Há dois anos e meio no Haiti, o general brasileiro Ajax Porto Pinheiro, comandante das ações militares da Minustah, diz que o governo tem melhorado estradas no interior do país, como no trecho entre Gonaive e Cap Haitien. Apesar de toda a sujeira nas ruas, ele garante que a situação já foi pior, pois hoje há máquinas trabalhando para tirar o lixo que desce das montanhas e de distritos como Petion Ville.

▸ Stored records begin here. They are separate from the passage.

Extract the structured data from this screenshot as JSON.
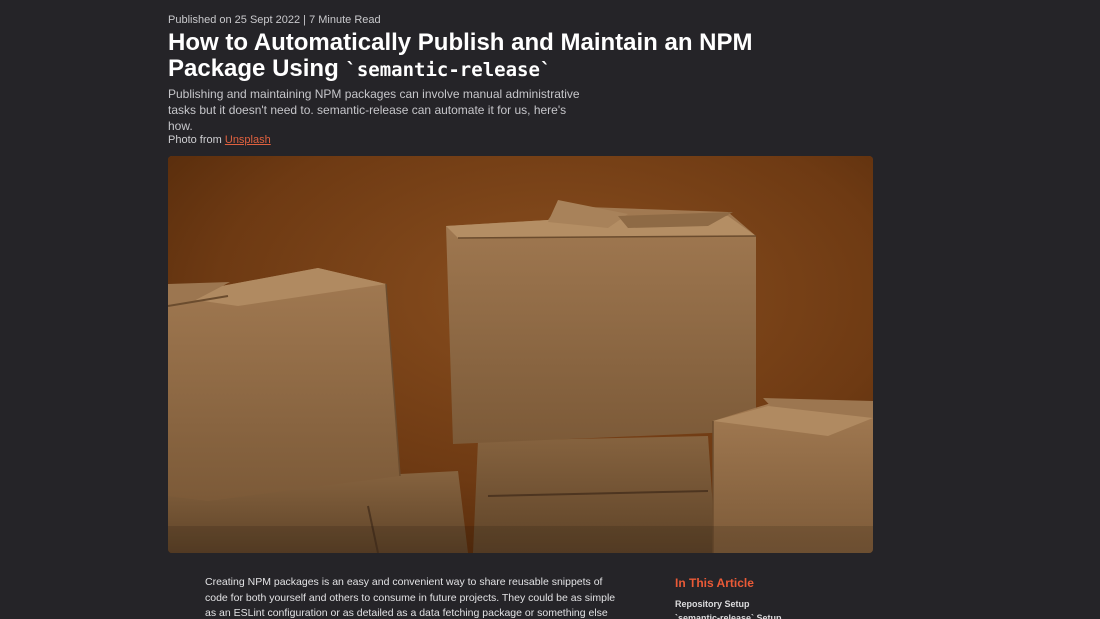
{
  "header": {
    "meta": "Published on 25 Sept 2022 | 7 Minute Read",
    "title_prefix": "How to Automatically Publish and Maintain an NPM Package Using",
    "title_code": "`semantic-release`",
    "subtitle": "Publishing and maintaining NPM packages can involve manual administrative tasks but it doesn't need to. semantic-release can automate it for us, here's how."
  },
  "photo": {
    "credit_prefix": "Photo from",
    "credit_link": "Unsplash"
  },
  "article": {
    "intro": "Creating NPM packages is an easy and convenient way to share reusable snippets of code for both yourself and others to consume in future projects. They could be as simple as an ESLint configuration or as detailed as a data fetching package or something else entirely. But, for the"
  },
  "toc": {
    "title": "In This Article",
    "items": [
      "Repository Setup",
      "`semantic-release` Setup"
    ]
  },
  "colors": {
    "background": "#252428",
    "accent": "#e0613f",
    "toc_heading": "#ea5a37"
  }
}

Também é possível ver equipes de limpeza pública nas ruas, que em muitas partes tentam limpar calçadas com mais esgoto e terra do que cimento, e vias recém-pavimentadas. “O Haiti está uma Noruega perto do que era”, afirma o general.

O embaixador brasileiro diz que ainda percebe um esforço no combate à cólera. “Ainda é um drama, mas pouco a pouco está melhorando, sobretudo porque tem apoio externo.” Muitos haitianos culpam a Minustah por ter introduzido cólera no país. Especula-se que nepaleses possam ter trazido o vibrião que se prolifera por alimentos e água contaminada, abundantes no país cujo PIB do ano passado foi de apenas US$ 8,023 bilhões. O do Brasil foi de US$ 1,796 trilhão. Já o orçamento anual do Haiti é de cerca de US$ 2 bilhões. 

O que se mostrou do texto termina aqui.